SELECT [Type],[SubType],[Amount] ,SUM(Amount) OVER() as totamt ,cast(100. * Amount / SUM(Amount) OVER() as numeric(6,3)) as pctTotAmt ,cast (100. * Amount / SUM(Amount) OVER(PARTITION BY [Type]) as numeric(6,3)) as pctType ,cast (100. * Amount / SUM(Amount) OVER(PARTITION BY [SubType]) as numeric(6,3)) as pctSubType FROM [dbo].[GroupBySum] ORDER BY [Type], SubType; with cte as -- common table expression ( SELECT [Type],Subtype,[Amount] ,SUM(Amount) OVER() as totamt ,cast(100. * Amount / SUM(Amount) OVER() as numeric(6,3)) as pctTotAmt ,cast (100. * Amount / SUM(Amount) OVER(PARTITION BY [Type]) as numeric(6,3)) as pctType ,cast (100. * Amount / SUM(Amount) OVER(PARTITION BY [SubType]) as numeric(6,3)) as pctSubType FROM [dbo].[GroupBySum] ) select [Type],Subtype,sum(Amount) as SumAmt,totamt,sum(pctTotAmt) as pctTotAmt ,sum(pctType) as pctType, sum(pctSubType) as pctSubType from cte group by [Type], SubType, totamt ORDER BY [Type], SubType;
Below are the results in SSMS.
Filter with WHERE
You can filter with the WHERE clause in the query with the Window function.

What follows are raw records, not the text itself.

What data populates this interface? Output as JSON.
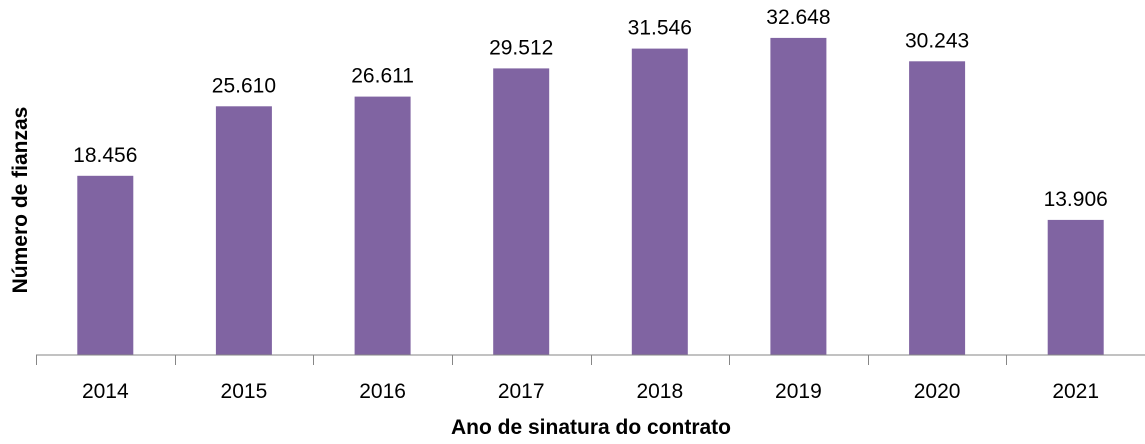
{
  "chart_data": {
    "type": "bar",
    "categories": [
      "2014",
      "2015",
      "2016",
      "2017",
      "2018",
      "2019",
      "2020",
      "2021"
    ],
    "values": [
      18456,
      25610,
      26611,
      29512,
      31546,
      32648,
      30243,
      13906
    ],
    "data_labels": [
      "18.456",
      "25.610",
      "26.611",
      "29.512",
      "31.546",
      "32.648",
      "30.243",
      "13.906"
    ],
    "title": "",
    "xlabel": "Ano de sinatura do contrato",
    "ylabel": "Número de  fianzas",
    "ylim": [
      0,
      35000
    ],
    "grid": false,
    "legend": "none",
    "bar_color": "#8064A2",
    "axis_color": "#868686"
  }
}
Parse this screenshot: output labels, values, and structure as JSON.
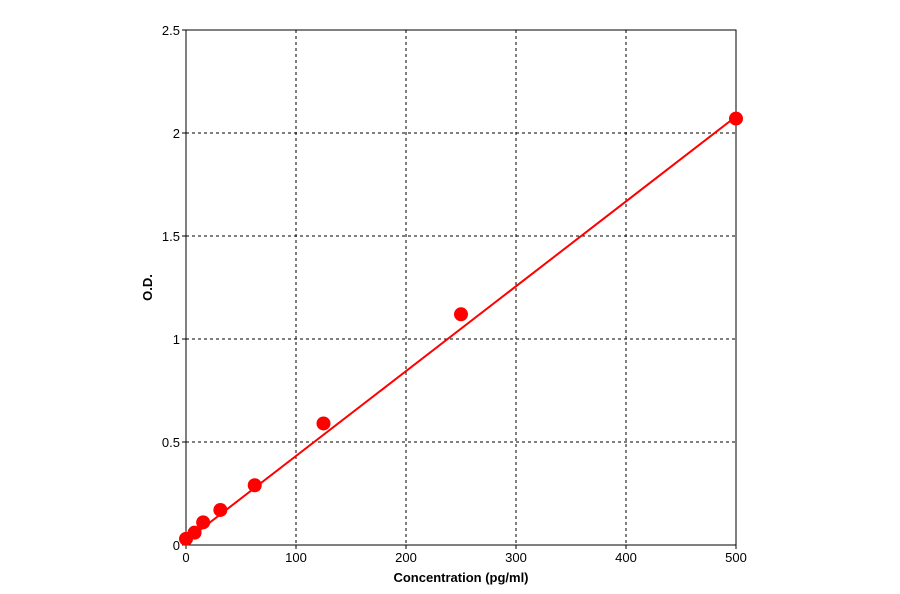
{
  "chart_data": {
    "type": "scatter",
    "title": "",
    "xlabel": "Concentration (pg/ml)",
    "ylabel": "O.D.",
    "xlim": [
      0,
      500
    ],
    "ylim": [
      0,
      2.5
    ],
    "x_ticks": [
      0,
      100,
      200,
      300,
      400,
      500
    ],
    "y_ticks": [
      0,
      0.5,
      1,
      1.5,
      2,
      2.5
    ],
    "x_tick_labels": [
      "0",
      "100",
      "200",
      "300",
      "400",
      "500"
    ],
    "y_tick_labels": [
      "0",
      "0.5",
      "1",
      "1.5",
      "2",
      "2.5"
    ],
    "grid": true,
    "legend": "none",
    "series": [
      {
        "x": [
          0,
          7.8,
          15.6,
          31.25,
          62.5,
          125,
          250,
          500
        ],
        "y": [
          0.03,
          0.06,
          0.11,
          0.17,
          0.29,
          0.59,
          1.12,
          2.07
        ],
        "color": "#ff0000"
      }
    ],
    "fit_line": {
      "x": [
        0,
        500
      ],
      "y": [
        0.02,
        2.08
      ],
      "color": "#ff0000"
    }
  }
}
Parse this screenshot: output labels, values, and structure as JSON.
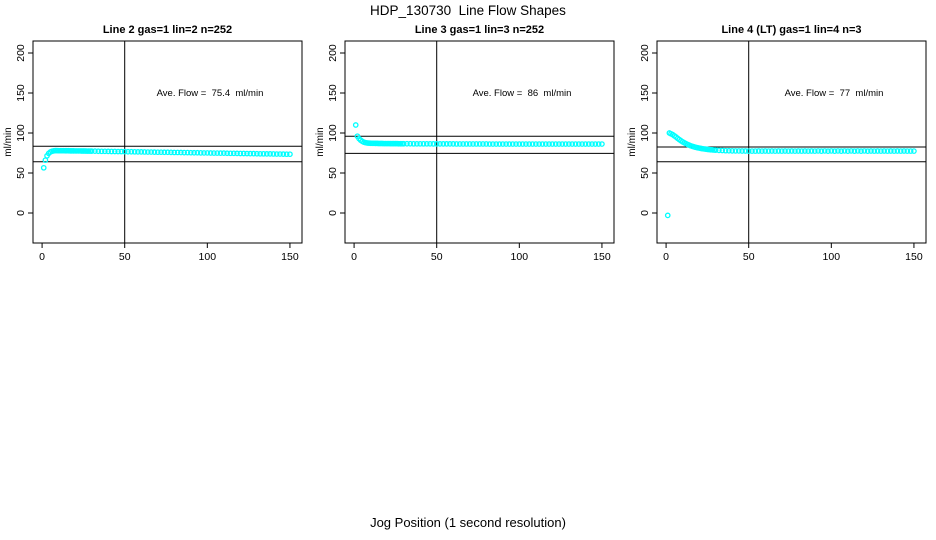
{
  "figure": {
    "title": "HDP_130730  Line Flow Shapes",
    "xlabel": "Jog Position (1 second resolution)",
    "background_color": "#ffffff",
    "marker_color": "#00ffff",
    "line_color": "#000000"
  },
  "chart_data": [
    {
      "type": "scatter",
      "title": "Line 2 gas=1 lin=2 n=252",
      "annotation": "Ave. Flow =  75.4  ml/min",
      "ave_flow": 75.4,
      "ylabel": "ml/min",
      "xticks": [
        0,
        50,
        100,
        150
      ],
      "yticks": [
        0,
        50,
        100,
        150,
        200
      ],
      "xlim": [
        -5.5,
        157.3
      ],
      "ylim": [
        -37.5,
        215
      ],
      "grid": false,
      "vline_x": 50,
      "hlines": [
        83.5,
        64
      ],
      "points": [
        [
          1,
          56.5
        ],
        [
          2,
          66
        ],
        [
          3,
          71.5
        ],
        [
          4,
          74.5
        ],
        [
          5,
          76.3
        ],
        [
          6,
          77.2
        ],
        [
          7,
          77.7
        ],
        [
          8,
          78
        ],
        [
          9,
          78
        ],
        [
          10,
          77.9
        ],
        [
          11,
          77.9
        ],
        [
          12,
          77.9
        ],
        [
          13,
          77.9
        ],
        [
          14,
          77.8
        ],
        [
          15,
          77.8
        ],
        [
          16,
          77.8
        ],
        [
          17,
          77.7
        ],
        [
          18,
          77.7
        ],
        [
          19,
          77.7
        ],
        [
          20,
          77.6
        ],
        [
          21,
          77.6
        ],
        [
          22,
          77.6
        ],
        [
          23,
          77.6
        ],
        [
          24,
          77.5
        ],
        [
          25,
          77.5
        ],
        [
          26,
          77.5
        ],
        [
          27,
          77.4
        ],
        [
          28,
          77.4
        ],
        [
          29,
          77.4
        ],
        [
          30,
          77.3
        ],
        [
          32,
          77.3
        ],
        [
          34,
          77.2
        ],
        [
          36,
          77.1
        ],
        [
          38,
          77.1
        ],
        [
          40,
          77
        ],
        [
          42,
          76.9
        ],
        [
          44,
          76.9
        ],
        [
          46,
          76.8
        ],
        [
          48,
          76.8
        ],
        [
          50,
          76.7
        ],
        [
          52,
          76.6
        ],
        [
          54,
          76.6
        ],
        [
          56,
          76.5
        ],
        [
          58,
          76.4
        ],
        [
          60,
          76.4
        ],
        [
          62,
          76.3
        ],
        [
          64,
          76.2
        ],
        [
          66,
          76.2
        ],
        [
          68,
          76.1
        ],
        [
          70,
          76
        ],
        [
          72,
          76
        ],
        [
          74,
          75.9
        ],
        [
          76,
          75.9
        ],
        [
          78,
          75.8
        ],
        [
          80,
          75.7
        ],
        [
          82,
          75.7
        ],
        [
          84,
          75.6
        ],
        [
          86,
          75.5
        ],
        [
          88,
          75.5
        ],
        [
          90,
          75.4
        ],
        [
          92,
          75.3
        ],
        [
          94,
          75.3
        ],
        [
          96,
          75.2
        ],
        [
          98,
          75.1
        ],
        [
          100,
          75.1
        ],
        [
          102,
          75
        ],
        [
          104,
          74.9
        ],
        [
          106,
          74.9
        ],
        [
          108,
          74.8
        ],
        [
          110,
          74.8
        ],
        [
          112,
          74.7
        ],
        [
          114,
          74.6
        ],
        [
          116,
          74.6
        ],
        [
          118,
          74.5
        ],
        [
          120,
          74.4
        ],
        [
          122,
          74.4
        ],
        [
          124,
          74.3
        ],
        [
          126,
          74.2
        ],
        [
          128,
          74.2
        ],
        [
          130,
          74.1
        ],
        [
          132,
          74
        ],
        [
          134,
          74
        ],
        [
          136,
          73.9
        ],
        [
          138,
          73.9
        ],
        [
          140,
          73.8
        ],
        [
          142,
          73.7
        ],
        [
          144,
          73.7
        ],
        [
          146,
          73.6
        ],
        [
          148,
          73.5
        ],
        [
          150,
          73.5
        ]
      ]
    },
    {
      "type": "scatter",
      "title": "Line 3 gas=1 lin=3 n=252",
      "annotation": "Ave. Flow =  86  ml/min",
      "ave_flow": 86,
      "ylabel": "ml/min",
      "xticks": [
        0,
        50,
        100,
        150
      ],
      "yticks": [
        0,
        50,
        100,
        150,
        200
      ],
      "xlim": [
        -5.5,
        157.3
      ],
      "ylim": [
        -37.5,
        215
      ],
      "grid": false,
      "vline_x": 50,
      "hlines": [
        96,
        74.5
      ],
      "points": [
        [
          1,
          110
        ],
        [
          2,
          96
        ],
        [
          3,
          93
        ],
        [
          4,
          91
        ],
        [
          5,
          89.5
        ],
        [
          6,
          88.5
        ],
        [
          7,
          87.9
        ],
        [
          8,
          87.5
        ],
        [
          9,
          87.3
        ],
        [
          10,
          87.2
        ],
        [
          11,
          87.1
        ],
        [
          12,
          87.1
        ],
        [
          13,
          87
        ],
        [
          14,
          87
        ],
        [
          15,
          86.9
        ],
        [
          16,
          86.9
        ],
        [
          17,
          86.9
        ],
        [
          18,
          86.8
        ],
        [
          19,
          86.8
        ],
        [
          20,
          86.8
        ],
        [
          21,
          86.8
        ],
        [
          22,
          86.7
        ],
        [
          23,
          86.7
        ],
        [
          24,
          86.7
        ],
        [
          25,
          86.7
        ],
        [
          26,
          86.7
        ],
        [
          27,
          86.6
        ],
        [
          28,
          86.6
        ],
        [
          29,
          86.6
        ],
        [
          30,
          86.6
        ],
        [
          32,
          86.6
        ],
        [
          34,
          86.6
        ],
        [
          36,
          86.5
        ],
        [
          38,
          86.5
        ],
        [
          40,
          86.5
        ],
        [
          42,
          86.5
        ],
        [
          44,
          86.5
        ],
        [
          46,
          86.5
        ],
        [
          48,
          86.4
        ],
        [
          50,
          86.4
        ],
        [
          52,
          86.4
        ],
        [
          54,
          86.4
        ],
        [
          56,
          86.4
        ],
        [
          58,
          86.4
        ],
        [
          60,
          86.4
        ],
        [
          62,
          86.3
        ],
        [
          64,
          86.3
        ],
        [
          66,
          86.3
        ],
        [
          68,
          86.3
        ],
        [
          70,
          86.3
        ],
        [
          72,
          86.3
        ],
        [
          74,
          86.3
        ],
        [
          76,
          86.3
        ],
        [
          78,
          86.3
        ],
        [
          80,
          86.3
        ],
        [
          82,
          86.2
        ],
        [
          84,
          86.2
        ],
        [
          86,
          86.2
        ],
        [
          88,
          86.2
        ],
        [
          90,
          86.2
        ],
        [
          92,
          86.2
        ],
        [
          94,
          86.2
        ],
        [
          96,
          86.2
        ],
        [
          98,
          86.2
        ],
        [
          100,
          86.2
        ],
        [
          102,
          86.2
        ],
        [
          104,
          86.2
        ],
        [
          106,
          86.2
        ],
        [
          108,
          86.2
        ],
        [
          110,
          86.2
        ],
        [
          112,
          86.2
        ],
        [
          114,
          86.2
        ],
        [
          116,
          86.2
        ],
        [
          118,
          86.2
        ],
        [
          120,
          86.2
        ],
        [
          122,
          86.2
        ],
        [
          124,
          86.2
        ],
        [
          126,
          86.2
        ],
        [
          128,
          86.2
        ],
        [
          130,
          86.2
        ],
        [
          132,
          86.2
        ],
        [
          134,
          86.2
        ],
        [
          136,
          86.2
        ],
        [
          138,
          86.2
        ],
        [
          140,
          86.2
        ],
        [
          142,
          86.2
        ],
        [
          144,
          86.2
        ],
        [
          146,
          86.2
        ],
        [
          148,
          86.2
        ],
        [
          150,
          86.2
        ]
      ]
    },
    {
      "type": "scatter",
      "title": "Line 4 (LT) gas=1 lin=4 n=3",
      "annotation": "Ave. Flow =  77  ml/min",
      "ave_flow": 77,
      "ylabel": "ml/min",
      "xticks": [
        0,
        50,
        100,
        150
      ],
      "yticks": [
        0,
        50,
        100,
        150,
        200
      ],
      "xlim": [
        -5.5,
        157.3
      ],
      "ylim": [
        -37.5,
        215
      ],
      "grid": false,
      "vline_x": 50,
      "hlines": [
        82.5,
        64
      ],
      "points": [
        [
          1,
          -3
        ],
        [
          2,
          100
        ],
        [
          3,
          99
        ],
        [
          4,
          98
        ],
        [
          5,
          96.5
        ],
        [
          6,
          95
        ],
        [
          7,
          93.3
        ],
        [
          8,
          91.8
        ],
        [
          9,
          90.3
        ],
        [
          10,
          89
        ],
        [
          11,
          87.8
        ],
        [
          12,
          86.7
        ],
        [
          13,
          85.7
        ],
        [
          14,
          84.8
        ],
        [
          15,
          84
        ],
        [
          16,
          83.3
        ],
        [
          17,
          82.7
        ],
        [
          18,
          82.1
        ],
        [
          19,
          81.6
        ],
        [
          20,
          81.2
        ],
        [
          21,
          80.8
        ],
        [
          22,
          80.4
        ],
        [
          23,
          80.1
        ],
        [
          24,
          79.8
        ],
        [
          25,
          79.5
        ],
        [
          26,
          79.3
        ],
        [
          27,
          79.1
        ],
        [
          28,
          78.9
        ],
        [
          29,
          78.7
        ],
        [
          30,
          78.6
        ],
        [
          32,
          78.3
        ],
        [
          34,
          78.1
        ],
        [
          36,
          77.9
        ],
        [
          38,
          77.8
        ],
        [
          40,
          77.7
        ],
        [
          42,
          77.6
        ],
        [
          44,
          77.6
        ],
        [
          46,
          77.5
        ],
        [
          48,
          77.5
        ],
        [
          50,
          77.4
        ],
        [
          52,
          77.4
        ],
        [
          54,
          77.4
        ],
        [
          56,
          77.5
        ],
        [
          58,
          77.4
        ],
        [
          60,
          77.5
        ],
        [
          62,
          77.4
        ],
        [
          64,
          77.5
        ],
        [
          66,
          77.4
        ],
        [
          68,
          77.5
        ],
        [
          70,
          77.4
        ],
        [
          72,
          77.5
        ],
        [
          74,
          77.4
        ],
        [
          76,
          77.5
        ],
        [
          78,
          77.4
        ],
        [
          80,
          77.5
        ],
        [
          82,
          77.4
        ],
        [
          84,
          77.5
        ],
        [
          86,
          77.4
        ],
        [
          88,
          77.5
        ],
        [
          90,
          77.4
        ],
        [
          92,
          77.6
        ],
        [
          94,
          77.3
        ],
        [
          96,
          77.6
        ],
        [
          98,
          77.3
        ],
        [
          100,
          77.6
        ],
        [
          102,
          77.3
        ],
        [
          104,
          77.6
        ],
        [
          106,
          77.3
        ],
        [
          108,
          77.6
        ],
        [
          110,
          77.3
        ],
        [
          112,
          77.6
        ],
        [
          114,
          77.3
        ],
        [
          116,
          77.6
        ],
        [
          118,
          77.3
        ],
        [
          120,
          77.6
        ],
        [
          122,
          77.3
        ],
        [
          124,
          77.5
        ],
        [
          126,
          77.4
        ],
        [
          128,
          77.5
        ],
        [
          130,
          77.4
        ],
        [
          132,
          77.5
        ],
        [
          134,
          77.4
        ],
        [
          136,
          77.5
        ],
        [
          138,
          77.4
        ],
        [
          140,
          77.5
        ],
        [
          142,
          77.4
        ],
        [
          144,
          77.5
        ],
        [
          146,
          77.4
        ],
        [
          148,
          77.4
        ],
        [
          150,
          77.4
        ]
      ]
    }
  ]
}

with cte as -- common table expression ( SELECT [Type],Subtype,[Amount] ,SUM(Amount) OVER() as totamt ,cast(100. * Amount / SUM(Amount) OVER() as numeric(6,3)) as pctTotAmt ,cast (100. * Amount / SUM(Amount) OVER(PARTITION BY [Type]) as numeric(6,3)) as pctType ,cast (100. * Amount / SUM(Amount) OVER(PARTITION BY [SubType]) as numeric(6,3)) as pctSubType FROM [dbo].[GroupBySum] where [Type] = 'AAA' ) select [Type],Subtype,sum(Amount) as SumAmt,totamt,sum(pctTotAmt) as pctTotAmt ,sum(pctType) as pctType, sum(pctSubType) as pctSubType from cte group by [Type], SubType, totamt ORDER BY [Type], SubType;
The results are below.
Window Functions, Nested CTEs and Select Into a New Table
Here we are combining several features of T-SQL to create a new table.
with cte1 as -- common table expression (CTE) ( SELECT [Type],Subtype,[Amount] ,SUM(Amount) OVER() as totamt ,cast(100. * Amount / SUM(Amount) OVER() as numeric(6,3)) as pctTotAmt ,cast (100. * Amount / SUM(Amount) OVER(PARTITION BY [Type]) as numeric(6,3)) as pctType ,cast (100. * Amount / SUM(Amount) OVER(PARTITION BY [SubType]) as numeric(6,3)) as pctSubType FROM [dbo].[GroupBySum] where [Type] = 'AAA' ), cte2 as -- nesting CTE ( select [Type],Subtype,sum(Amount) as SumAmt,totamt,sum(pctTotAmt) as pctTotAmt ,sum(pctType) as pctType, sum(pctSubType) as pctSubType from cte1 group by [Type], SubType, totamt ) select [Type],Subtype,SumAmt,totamt,pctTotAmt,pctType,pctSubType into GroupBySumAAAReport -- a new table (it must not already exist) from cte2 order by [Type],Subtype;
Here is the result after simply running a SELECT on our new table. In the above query, notice the syntax of nesting CTEs. We use multiple CTEs separated by commas. The second CTE can refer to the previous CTE and the SELECT INTO can refer to the previous CTE.
Tableau
Are you working with Tableau for data visualization? In Tableau, have a look at their level of detail (LOD) expressions. They can be compared to SQL’s window functions. Here is an article called Types of Calculations in Tableau. LOC calculations are covered there.
Excel
Are you working is Excel? If you want to sum a column based on a condition, have a look at SUMIFS().